The first instinct is usually to inject oomph: with bigger, more emphatic gestures and a bright cheery tone of voice we attempt to chivvy the singers into life. If it is a usually responsive choir that’s just having a randomly dozy day, this will work just fine. But if the unresponsiveness is a common experience with the group, then chivvying becomes counter-productive. You can find yourself with one of two scenarios:

  1. Using the Intimacy Equlibrium Model, the choir balances the director’s added energy by become commensurately more passive.
  2. The choir waits until the director is completely manic, and then responds – effectively training the director to over-direct as a matter of course

Both of these are quite common types of endemic conductor-choir relationship – and whilst in their mild form they don’t prevent a choir from operating reasonably effectively, they are still dysfunctional in that the choir will operate better if they’re sorted out.

There are two types of strategy a director can use to re-establish a responsive bond with the choir.

Strategy A: develop a playful atmosphere with activities that get the choir to provide the energy.
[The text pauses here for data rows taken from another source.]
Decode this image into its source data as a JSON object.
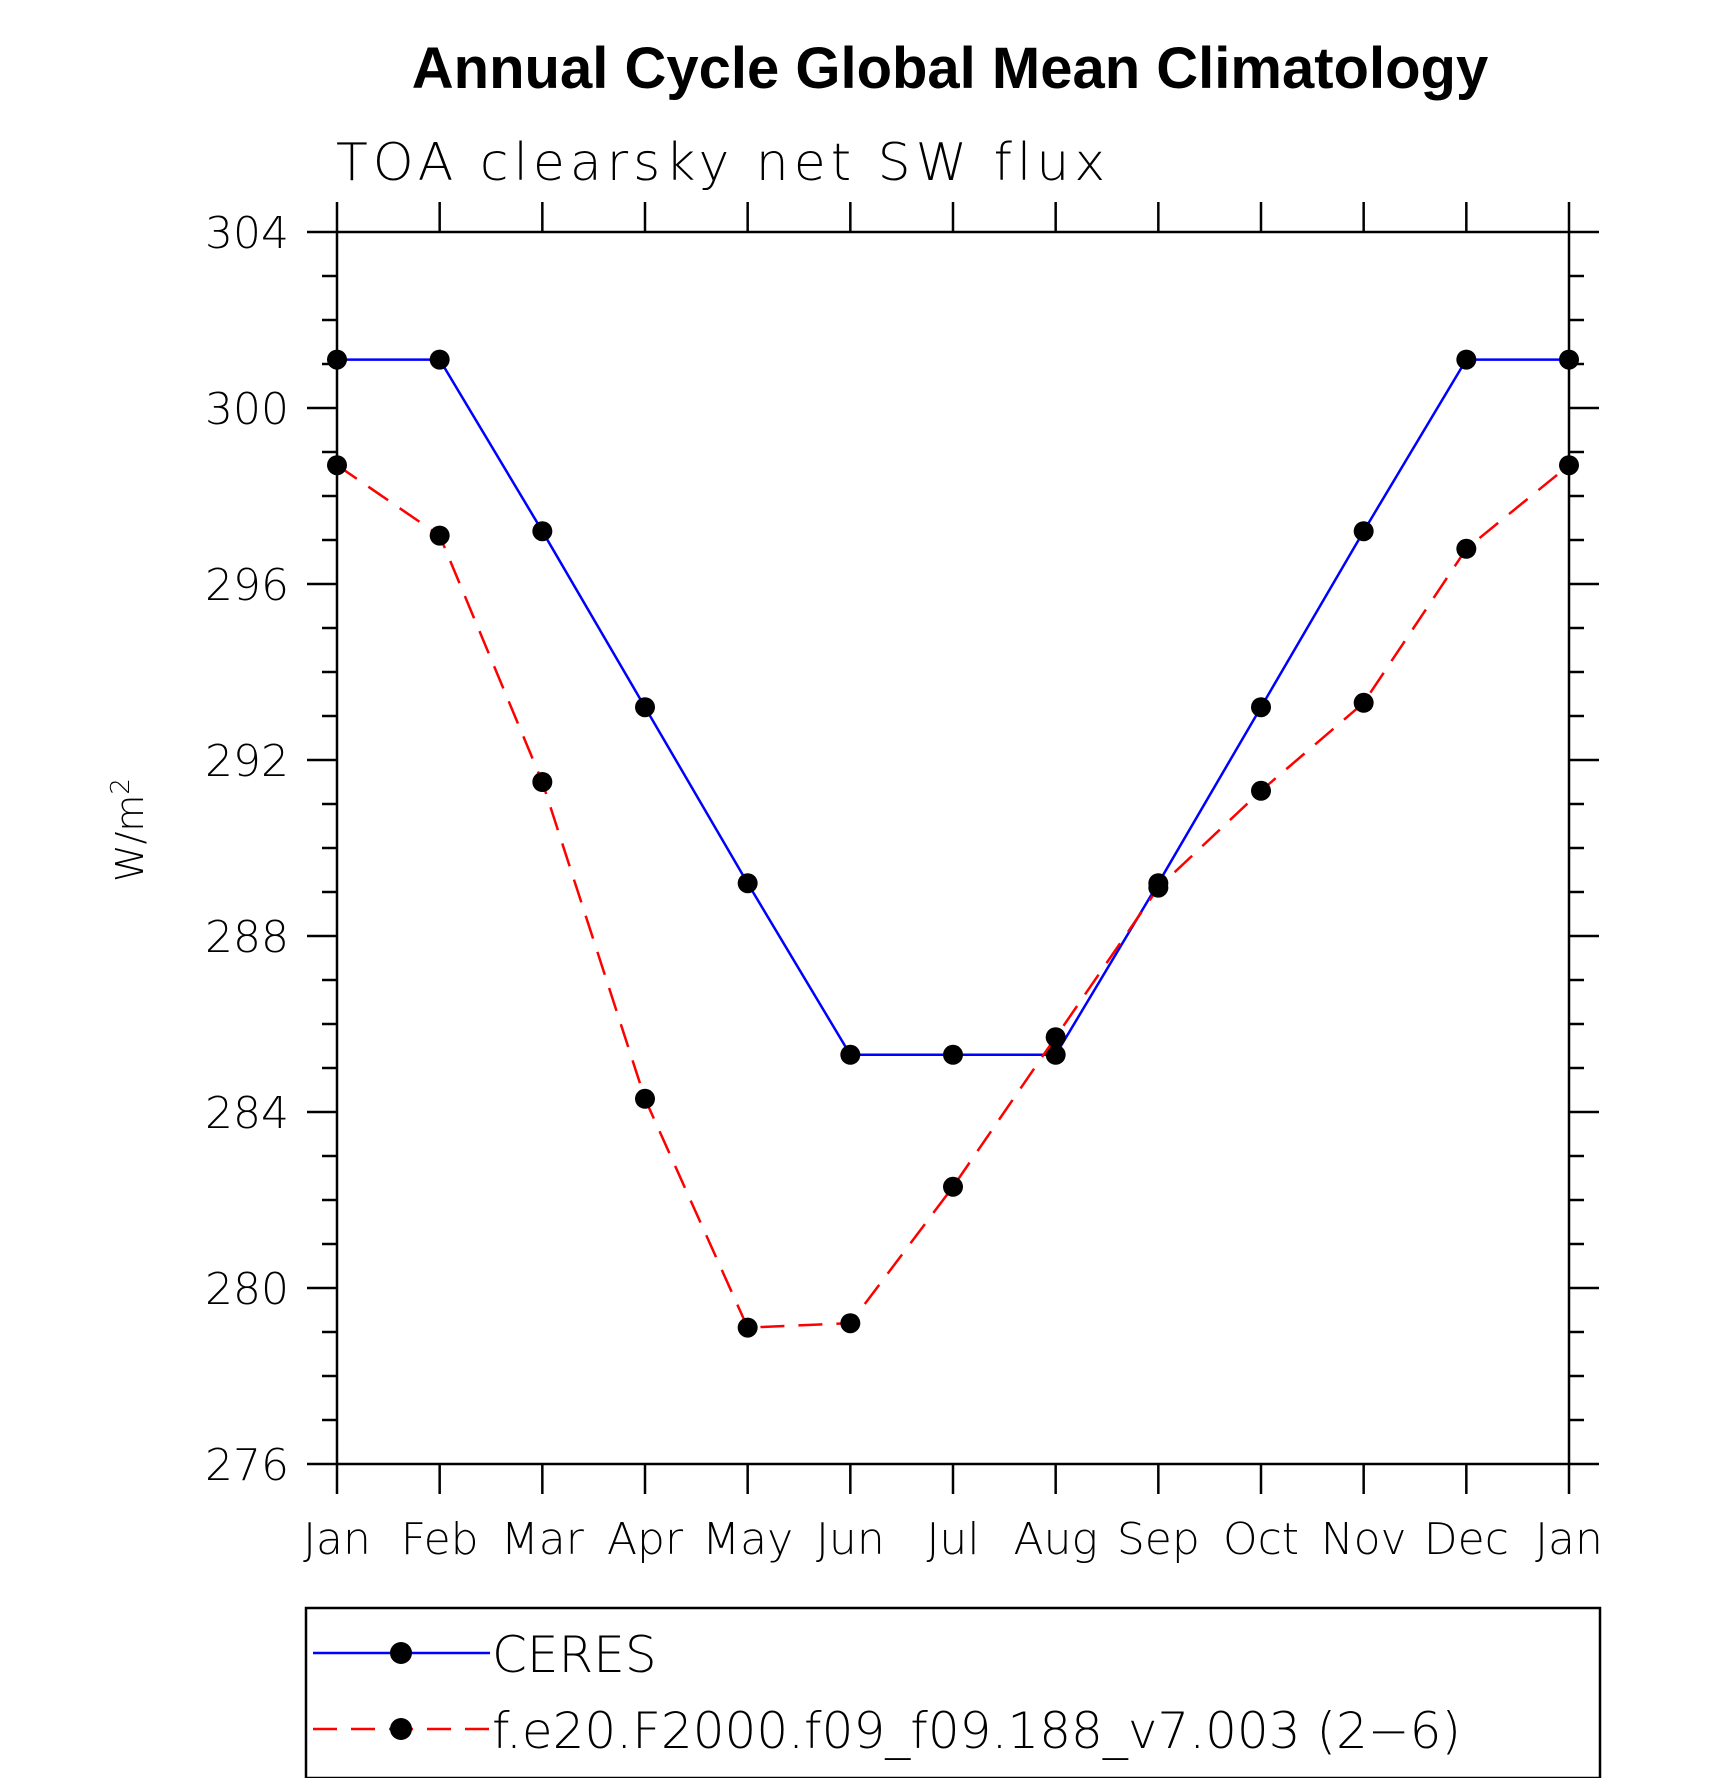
{
  "chart_data": {
    "type": "line",
    "title": "Annual Cycle Global Mean Climatology",
    "subtitle": "TOA clearsky net SW flux",
    "ylabel": "W/m",
    "ylabel_sup": "2",
    "xlabel": "",
    "categories": [
      "Jan",
      "Feb",
      "Mar",
      "Apr",
      "May",
      "Jun",
      "Jul",
      "Aug",
      "Sep",
      "Oct",
      "Nov",
      "Dec",
      "Jan"
    ],
    "ylim": [
      276,
      304
    ],
    "yticks": [
      276,
      280,
      284,
      288,
      292,
      296,
      300,
      304
    ],
    "grid": false,
    "legend_placement": "bottom",
    "series": [
      {
        "name": "CERES",
        "color": "#0000ff",
        "dash": "solid",
        "values": [
          301.1,
          301.1,
          297.2,
          293.2,
          289.2,
          285.3,
          285.3,
          285.3,
          289.2,
          293.2,
          297.2,
          301.1,
          301.1
        ]
      },
      {
        "name": "f.e20.F2000.f09_f09.188_v7.003 (2−6)",
        "color": "#ff0000",
        "dash": "dashed",
        "values": [
          298.7,
          297.1,
          291.5,
          284.3,
          279.1,
          279.2,
          282.3,
          285.7,
          289.1,
          291.3,
          293.3,
          296.8,
          298.7
        ]
      }
    ]
  }
}
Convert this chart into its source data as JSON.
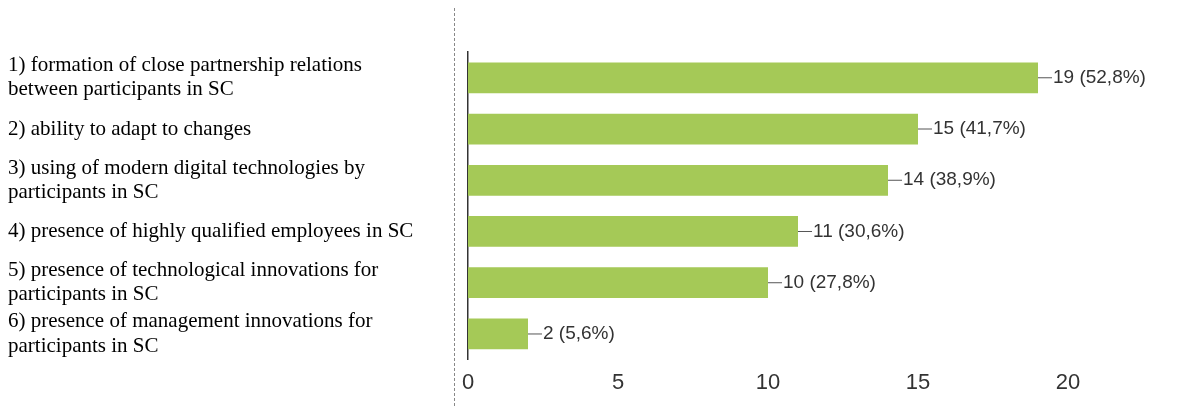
{
  "chart_data": {
    "type": "bar",
    "orientation": "horizontal",
    "categories": [
      "1) formation of close partnership relations between participants in SC",
      "2) ability to adapt to changes",
      "3) using of modern digital technologies by participants in SC",
      "4) presence of highly qualified employees in SC",
      "5) presence of technological innovations for participants in SC",
      "6) presence of management innovations for participants in SC"
    ],
    "values": [
      19,
      15,
      14,
      11,
      10,
      2
    ],
    "value_labels": [
      "19 (52,8%)",
      "15 (41,7%)",
      "14 (38,9%)",
      "11 (30,6%)",
      "10 (27,8%)",
      "2 (5,6%)"
    ],
    "color": "#a5c957",
    "xlim": [
      0,
      20
    ],
    "xticks": [
      0,
      5,
      10,
      15,
      20
    ],
    "grid": false,
    "legend": false
  }
}
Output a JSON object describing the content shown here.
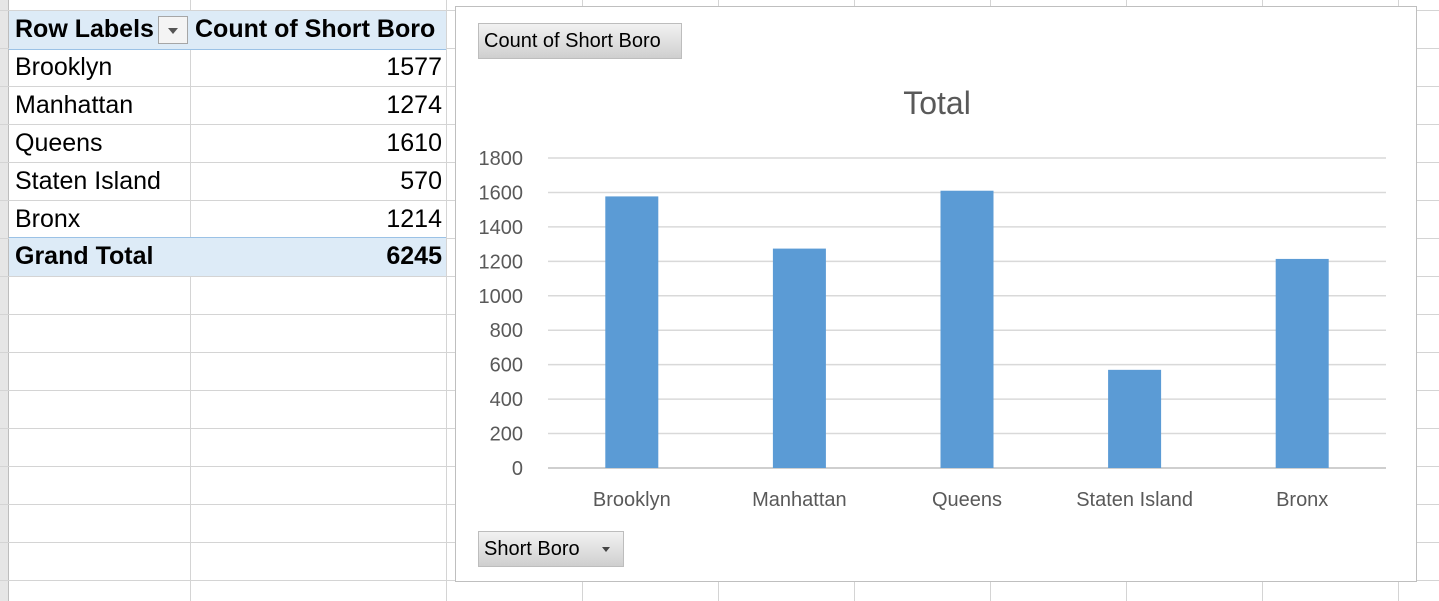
{
  "pivot": {
    "header": {
      "row_labels": "Row Labels",
      "value_header": "Count of Short Boro"
    },
    "rows": [
      {
        "label": "Brooklyn",
        "value": "1577"
      },
      {
        "label": "Manhattan",
        "value": "1274"
      },
      {
        "label": "Queens",
        "value": "1610"
      },
      {
        "label": "Staten Island",
        "value": "570"
      },
      {
        "label": "Bronx",
        "value": "1214"
      }
    ],
    "grand_total": {
      "label": "Grand Total",
      "value": "6245"
    }
  },
  "chart": {
    "field_button_top": "Count of Short Boro",
    "field_button_bottom": "Short Boro"
  },
  "chart_data": {
    "type": "bar",
    "title": "Total",
    "categories": [
      "Brooklyn",
      "Manhattan",
      "Queens",
      "Staten Island",
      "Bronx"
    ],
    "values": [
      1577,
      1274,
      1610,
      570,
      1214
    ],
    "ylim": [
      0,
      1800
    ],
    "yticks": [
      0,
      200,
      400,
      600,
      800,
      1000,
      1200,
      1400,
      1600,
      1800
    ],
    "grid": true,
    "legend": "none",
    "bar_color": "#5b9bd5"
  },
  "colors": {
    "pivot_header_fill": "#ddebf7",
    "bar": "#5b9bd5",
    "gridline": "#d9d9d9"
  }
}
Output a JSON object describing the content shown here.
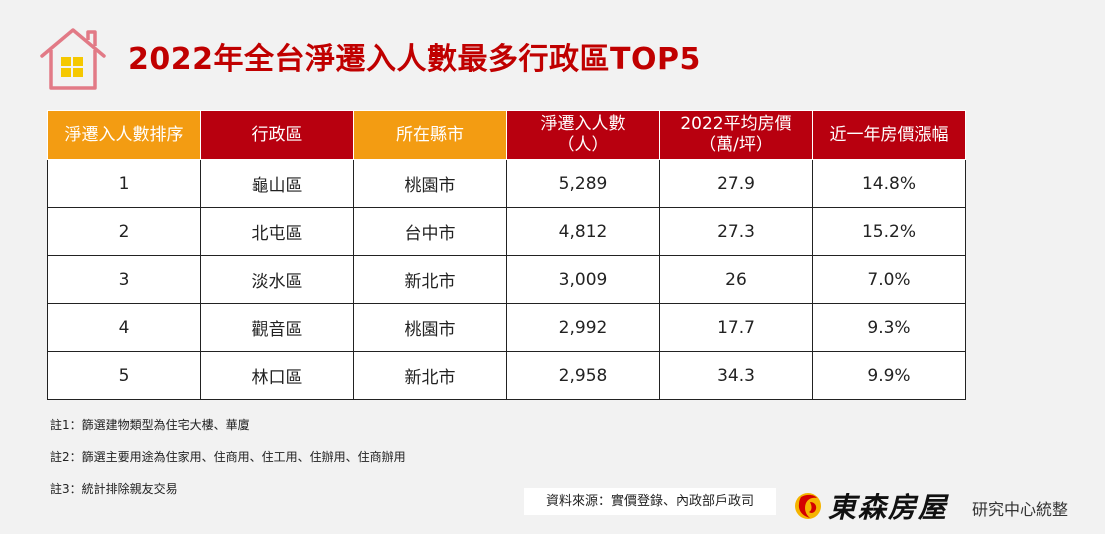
{
  "title": "2022年全台淨遷入人數最多行政區TOP5",
  "colors": {
    "orange": "#f39c12",
    "red": "#b8000f",
    "title": "#c00000",
    "house": "#e27a86",
    "window": "#f5c800"
  },
  "table": {
    "headers": [
      {
        "line1": "淨遷入人數排序",
        "line2": ""
      },
      {
        "line1": "行政區",
        "line2": ""
      },
      {
        "line1": "所在縣市",
        "line2": ""
      },
      {
        "line1": "淨遷入人數",
        "line2": "（人）"
      },
      {
        "line1": "2022平均房價",
        "line2": "（萬/坪）"
      },
      {
        "line1": "近一年房價漲幅",
        "line2": ""
      }
    ],
    "rows": [
      {
        "rank": "1",
        "district": "龜山區",
        "city": "桃園市",
        "net": "5,289",
        "price": "27.9",
        "change": "14.8%"
      },
      {
        "rank": "2",
        "district": "北屯區",
        "city": "台中市",
        "net": "4,812",
        "price": "27.3",
        "change": "15.2%"
      },
      {
        "rank": "3",
        "district": "淡水區",
        "city": "新北市",
        "net": "3,009",
        "price": "26",
        "change": "7.0%"
      },
      {
        "rank": "4",
        "district": "觀音區",
        "city": "桃園市",
        "net": "2,992",
        "price": "17.7",
        "change": "9.3%"
      },
      {
        "rank": "5",
        "district": "林口區",
        "city": "新北市",
        "net": "2,958",
        "price": "34.3",
        "change": "9.9%"
      }
    ]
  },
  "notes": [
    "註1：篩選建物類型為住宅大樓、華廈",
    "註2：篩選主要用途為住家用、住商用、住工用、住辦用、住商辦用",
    "註3：統計排除親友交易"
  ],
  "source": "資料來源：實價登錄、內政部戶政司",
  "brand": "東森房屋",
  "dept": "研究中心統整",
  "icons": {
    "header": "house-icon",
    "logo": "ettoday-logo-icon"
  }
}
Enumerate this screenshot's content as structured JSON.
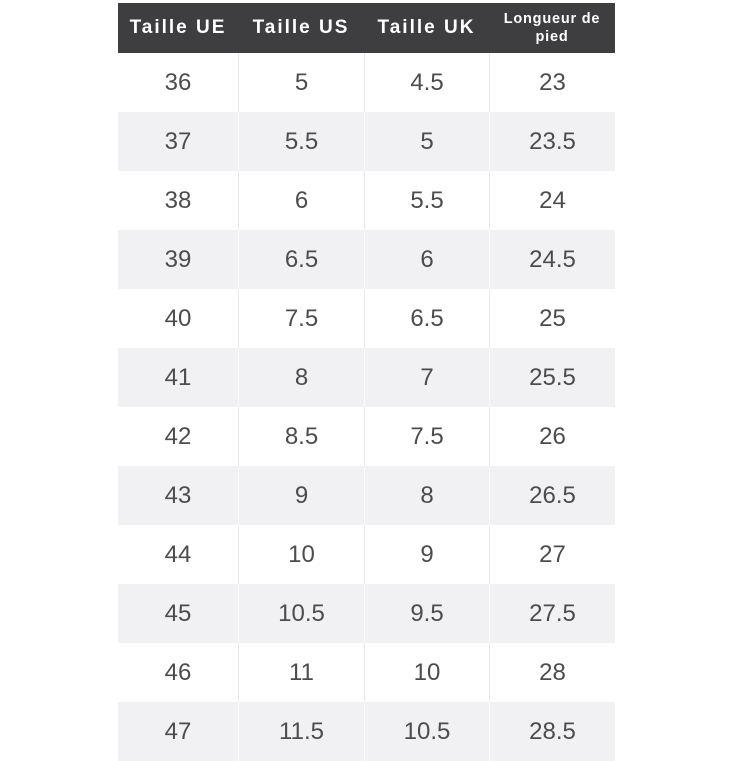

For example:

  • Use exercises that require mental or vocal agility, starting at a steady tempo and increasing the speed. (Tongue twisters are useful; especially ones that sound rude when you get them wrong.)
  • Use exercises that hand round leadership, e.g. call-and-response structures

Strategy B: develop a meditative atmosphere with activities that turn the stillness into a productive state. For example:

  • Rehearse a passage using little or no talking, just demonstration and gesture. (The only words you may need are start-points.) This gets the singers’ heads out of the copies and requires them to participate more mentally in interpreting what you are asking of them. It will also help you break out of the habit of counting them in, if you have it.
  • Ask the choir to sing a passage with their eyes closed, using only their ears to keep them together
  • Which strategy is appropriate will depend on a combination of the repertoire, the choir personality and the initial atmosphere you’re working from. But both use the NLP principle of matching, i.e. meeting the choir in the state it starts in as the starting point for change. And both stand their best chance of being successful if the director keeps their focus not on whether the choir is responding to them, but whether the choir is responding to the needs of the music.